Did This Delran Woman Fake Cancer?

Supporters rallied around Lori Stilley when she confessed she was dying of bladder cancer. Until the day her sister went to the police with a shocking allegation—that Lori wasn't sick at all.

One person has been notably on and off Facebook: Lori Stilley. Ever since her arrest, both the Team Lori Rocks page and Lori’s personal Facebook page have been hidden, or deleted. The woman who once wrote daily posts for almost 400 followers, convincingly detailing the most private, intimate details of her life, is now silent.

As she waits for the grand jury to hear her case, people still wonder: Was Lori Stilley really ever sick?

I tried, very hard, to interview Lori Stilley for this story. I called her attorney, sent a Facebook message to her husband, left a voicemail at her home. I went to her house, put a note in her mailbox with my business card attached to it. Nothing.
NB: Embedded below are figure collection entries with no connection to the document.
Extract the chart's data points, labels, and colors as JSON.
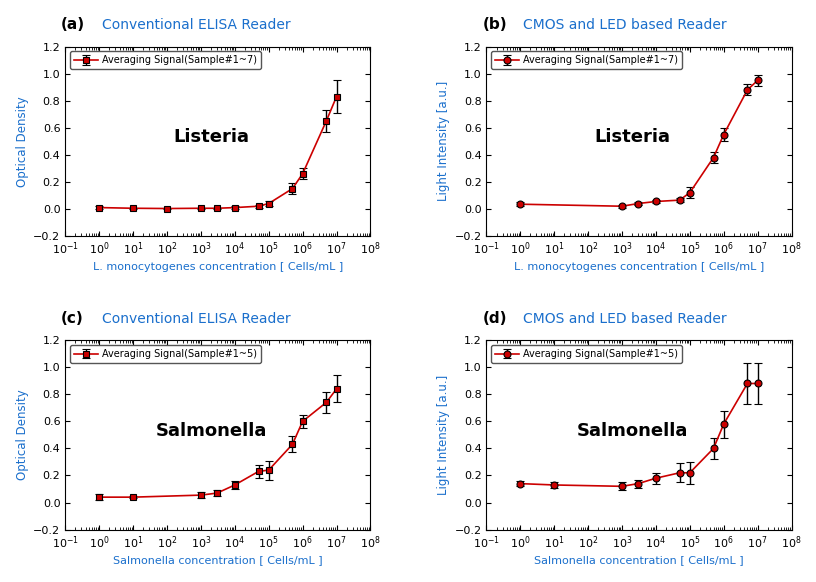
{
  "subplots": [
    {
      "label": "(a)",
      "title": "Conventional ELISA Reader",
      "legend": "Averaging Signal(Sample#1~7)",
      "ylabel": "Optical Density",
      "xlabel": "L. monocytogenes concentration [ Cells/mL ]",
      "bacterium": "Listeria",
      "marker": "s",
      "x": [
        1,
        10,
        100,
        1000,
        3000,
        10000,
        50000,
        100000,
        500000,
        1000000,
        5000000,
        10000000
      ],
      "y": [
        0.01,
        0.005,
        0.003,
        0.005,
        0.005,
        0.01,
        0.02,
        0.04,
        0.15,
        0.26,
        0.65,
        0.83
      ],
      "yerr": [
        0.01,
        0.005,
        0.003,
        0.005,
        0.005,
        0.01,
        0.01,
        0.02,
        0.04,
        0.04,
        0.08,
        0.12
      ]
    },
    {
      "label": "(b)",
      "title": "CMOS and LED based Reader",
      "legend": "Averaging Signal(Sample#1~7)",
      "ylabel": "Light Intensity [a.u.]",
      "xlabel": "L. monocytogenes concentration [ Cells/mL ]",
      "bacterium": "Listeria",
      "marker": "o",
      "x": [
        1,
        1000,
        3000,
        10000,
        50000,
        100000,
        500000,
        1000000,
        5000000,
        10000000
      ],
      "y": [
        0.035,
        0.02,
        0.04,
        0.055,
        0.065,
        0.12,
        0.38,
        0.55,
        0.88,
        0.95
      ],
      "yerr": [
        0.015,
        0.01,
        0.01,
        0.01,
        0.015,
        0.04,
        0.04,
        0.05,
        0.04,
        0.04
      ]
    },
    {
      "label": "(c)",
      "title": "Conventional ELISA Reader",
      "legend": "Averaging Signal(Sample#1~5)",
      "ylabel": "Optical Density",
      "xlabel": "Salmonella concentration [ Cells/mL ]",
      "bacterium": "Salmonella",
      "marker": "s",
      "x": [
        1,
        10,
        1000,
        3000,
        10000,
        50000,
        100000,
        500000,
        1000000,
        5000000,
        10000000
      ],
      "y": [
        0.04,
        0.04,
        0.055,
        0.07,
        0.13,
        0.23,
        0.24,
        0.43,
        0.6,
        0.74,
        0.84
      ],
      "yerr": [
        0.02,
        0.01,
        0.02,
        0.02,
        0.03,
        0.05,
        0.07,
        0.06,
        0.05,
        0.08,
        0.1
      ]
    },
    {
      "label": "(d)",
      "title": "CMOS and LED based Reader",
      "legend": "Averaging Signal(Sample#1~5)",
      "ylabel": "Light Intensity [a.u.]",
      "xlabel": "Salmonella concentration [ Cells/mL ]",
      "bacterium": "Salmonella",
      "marker": "o",
      "x": [
        1,
        10,
        1000,
        3000,
        10000,
        50000,
        100000,
        500000,
        1000000,
        5000000,
        10000000
      ],
      "y": [
        0.14,
        0.13,
        0.12,
        0.14,
        0.18,
        0.22,
        0.22,
        0.4,
        0.58,
        0.88,
        0.88
      ],
      "yerr": [
        0.02,
        0.02,
        0.03,
        0.03,
        0.04,
        0.07,
        0.08,
        0.08,
        0.1,
        0.15,
        0.15
      ]
    }
  ],
  "line_color": "#cc0000",
  "marker_color": "#cc0000",
  "ecolor": "#000000",
  "ylim": [
    -0.2,
    1.2
  ],
  "xlim_log": [
    -1,
    8
  ],
  "yticks": [
    -0.2,
    0.0,
    0.2,
    0.4,
    0.6,
    0.8,
    1.0,
    1.2
  ],
  "axis_color": "#000000",
  "title_color": "#1a6fcc",
  "label_color": "#1a6fcc",
  "panel_label_color": "#000000",
  "bg_color": "#ffffff"
}
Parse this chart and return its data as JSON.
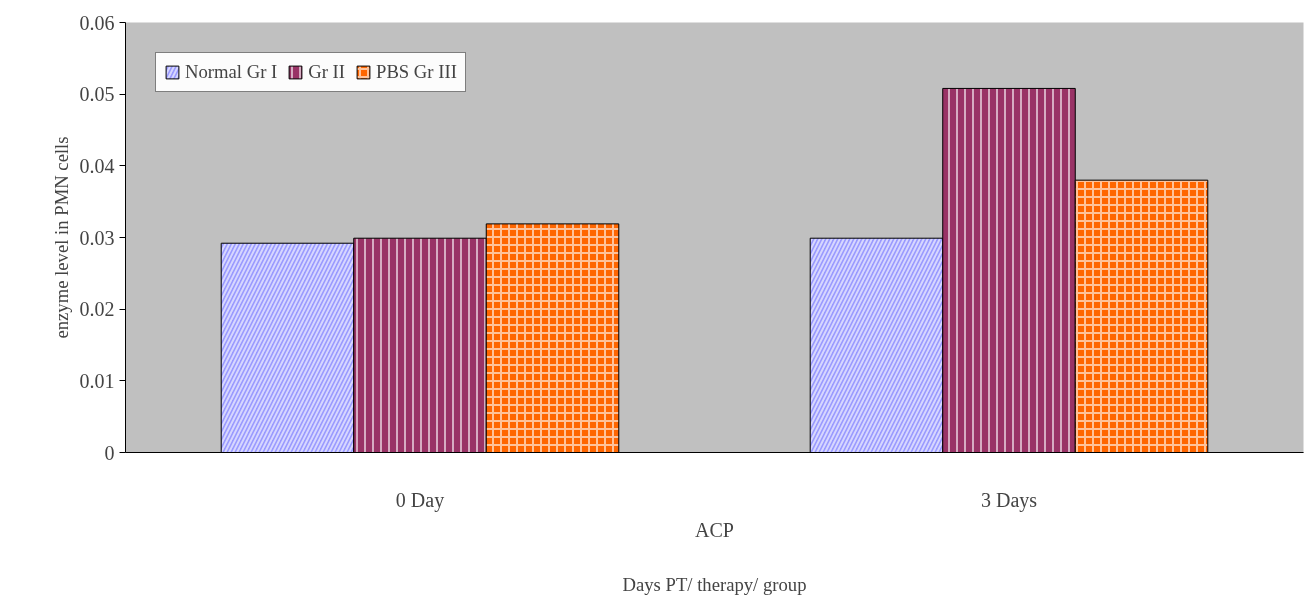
{
  "chart_data": {
    "type": "bar",
    "xlabel": "Days PT/ therapy/ group",
    "ylabel": "enzyme level in PMN cells",
    "categories": [
      "0 Day",
      "3 Days"
    ],
    "series": [
      {
        "name": "Normal Gr I",
        "color": "#9999ff",
        "values": [
          0.0292,
          0.0299
        ]
      },
      {
        "name": "Gr II",
        "color": "#993366",
        "values": [
          0.0299,
          0.0508
        ]
      },
      {
        "name": "PBS Gr III",
        "color": "#ff6600",
        "values": [
          0.0319,
          0.038
        ]
      }
    ],
    "annotations": [
      "ACP"
    ],
    "ylim": [
      0,
      0.06
    ],
    "yticks": [
      0,
      0.01,
      0.02,
      0.03,
      0.04,
      0.05,
      0.06
    ],
    "grid": false,
    "legend": "top left"
  }
}
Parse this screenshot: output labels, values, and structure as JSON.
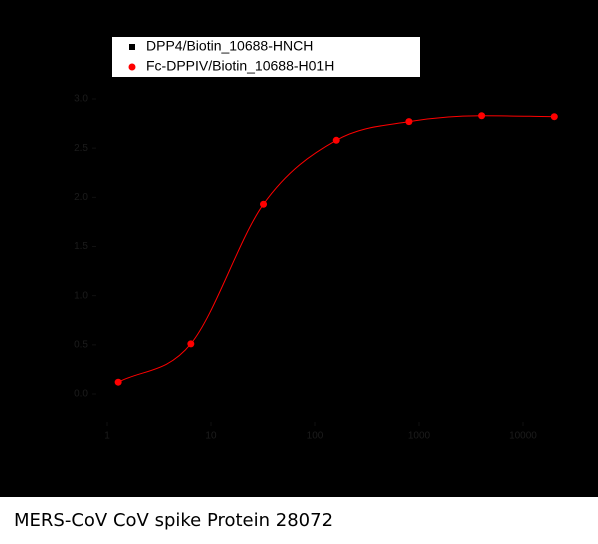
{
  "chart_data": {
    "type": "scatter",
    "caption": "MERS-CoV CoV spike Protein 28072",
    "x_scale": "log",
    "xlim": [
      1,
      30000
    ],
    "xticks": [
      1,
      10,
      100,
      1000,
      10000
    ],
    "ylim": [
      0,
      3
    ],
    "yticks": [
      {
        "value": 0,
        "label": "0.0"
      },
      {
        "value": 0.5,
        "label": "0.5"
      },
      {
        "value": 1,
        "label": "1.0"
      },
      {
        "value": 1.5,
        "label": "1.5"
      },
      {
        "value": 2,
        "label": "2.0"
      },
      {
        "value": 2.5,
        "label": "2.5"
      },
      {
        "value": 3,
        "label": "3.0"
      }
    ],
    "x": [
      1.28,
      6.4,
      32,
      160,
      800,
      4000,
      20000
    ],
    "series": [
      {
        "name": "DPP4/Biotin_10688-HNCH",
        "color": "#000000",
        "marker": "square",
        "values": [
          null,
          null,
          null,
          null,
          null,
          null,
          null
        ]
      },
      {
        "name": "Fc-DPPIV/Biotin_10688-H01H",
        "color": "#ff0000",
        "marker": "circle",
        "fit_line": true,
        "values": [
          0.12,
          0.51,
          1.93,
          2.58,
          2.77,
          2.83,
          2.82
        ]
      }
    ]
  }
}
Then, on November 20th, I opened this email from “Lori S.”:

I received your note in the mailbox as well as your voice mail message. I am a bit perplexed as to what your “sizable story” is covering. The only “story” out there is the one told by my sister. Under advice of my attorney, I have not and will not be stating my side—the factual side—anywhere other than where it belongs: the courtroom. As much as I would love to go into detail what has happened to me, I will save all of that for my day in court. You stated in your voice mail that you spoke with a lot of “angry people.” I assume you are aware that this started as a witch hunt launched by my own sister A YEAR AGO, which led to a hate page on Facebook. I honestly haven’t seen or read most of what was out there, since it was the same story beat to death and it made me sick to my stomach seeing how sensationalized it had gotten and people needed to be a part of it. I read interviews with no less than 4 people I have never met in my life.

You call yourself a writer, and I don’t doubt that you take your job seriously. So I ask you, is there not a difference between charged and convicted? Will a group of people with a lynch mob mentality that NEED this story to be true not be full of hate and anger because they have let this “story” get viral? Anything you report, Ms. Glembocki, is based on allegations and accusations and would be considered nothing but slander when I am found not guilty. Just because “family” says something, does not make it true. At all.

I will leave you with one example of the sensationalism (BS). Several articles covering this story gave their spin that I faked this illness and scammed people to get my “dream wedding.” Then I read 3 times that family and friends scrambled to give me my “dying wish” to marry my boyfriend (he was actually my fiance for almost a year prior). Funny how I had a “dying wish” 6 weeks before I was even declared terminal. I wanted to marry my (now) husband in our living room. Period. Maybe 5 people. I didn’t want a wedding. I just wanted to be married. Bill and I both got text messages from my sister saying we were getting married the following week and she wasn’t taking no for an answer. It went from there. I can tell you that the 2 people that contributed most financially (which was not a huge amount) were our mothers. Isn’t that normal? Don’t people’s parents contribute to their kids’ weddings?? Since when is that a “charitable event?”

As stated, I can’t make you not do this story. I wish I could. My kids have had enough and this spin on my sister’s tale has been beat to death. I don’t need a media tour like her. I will, as I said, tell my side where it needs to be told. Your story will be nothing more than perpetuation of rumors, hearsay and hate that has been brewing for over a year. Again, some would call that slander.

The note was signed, simply, “Thank you, Lori Stilley.”

Six weeks later, I was roaming through Target when a woman passed me and I thought: I know that face. I was two aisles over before I realized: It’s Lori Stilley.

She was heavier than the most recent photos I had seen of her, but there was no doubt in my mind it was Lori. I abandoned my cart and dashed through the store, all the way to the exit, looking for her.

But like her terminal cancer, Lori Stilley was nowhere to be found.